Brian Urlacher of the NFL’s Chicago Bears showed yesterday how a gentleman handles being the butt of a politically incorrect joke: he brushed it off and agreed that it was funny.

As Chicagobreakingsports.com reports, the All-Pro Bears middle linebacker hadn’t heard about the incident until a friend told him about it. Beck, on his FOX News TV program, had been looking at photographs of a group of celebrities listed by a website as “The Blackest White Folks We Know” (which, incidentally, was not a very flattering group of people, Urlacher notwithstanding, unless you find Rod Blagojevich, Madonna, James Carville, and Bill Clinton to be models of deportment). Upon seeing the bald, bullnecked Urlacher, Beck said, “I think this guy’s a neo-Nazi.”

That led to much criticism, as apparently is the case with everything Beck says. Beck duly apologized on his Fox News website: “Anyway, I apologize to anyone who was offended. I just made a neo-Nazi joke based on the short hair and white skin; I don’t actually think he has fascist plans to take over the Earth.”

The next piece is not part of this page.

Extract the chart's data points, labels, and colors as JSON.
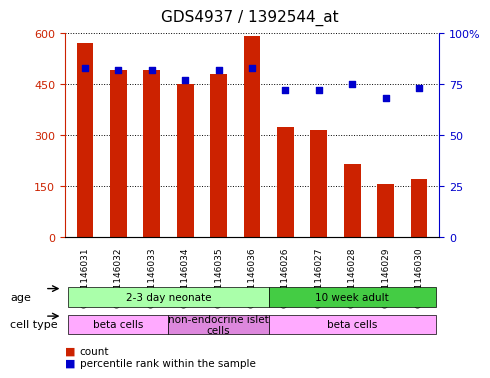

Urlacher would have none of it. “It’s dumb. I think people blew it out of proportion,” he said, according to the Chicagobreakingsports story.

Urlacher realized that Beck was just making a joke and intended no malice, and he made it clear that Beck had nothing for which e needed to apologize in this instance.

“I don’t think the guy was being malicious,” he said. “He has a show, he was being funny, and that’s it. He didn’t know who I was, obviously. Even if he wouldn’t have apologized, it wouldn’t have been a big deal to me. I don’t care about all that stuff.”

Urlacher has had problems himself with the press, who have often characterized him as something of a jackass, whereas he would undoubtedly see himself as simply a free spirit. Hence he could understand what was happening to Beck in this case.

Many other celebrities, however, have experienced the same unfairness from the press but are perfectly willing to let others endure the same ill-treatment with equal injustice, and even indulge in it themselves (cf The Huffington Post). Urlacher showed class and decency in not implicitly endorsing the complaints against Beck through silence. Instead he stood up and said he liked  Beck’s joke. “It was funny,” Urlacher said.

“I don’t care about all that stuff”: what a better world this would be if more people took that attitude.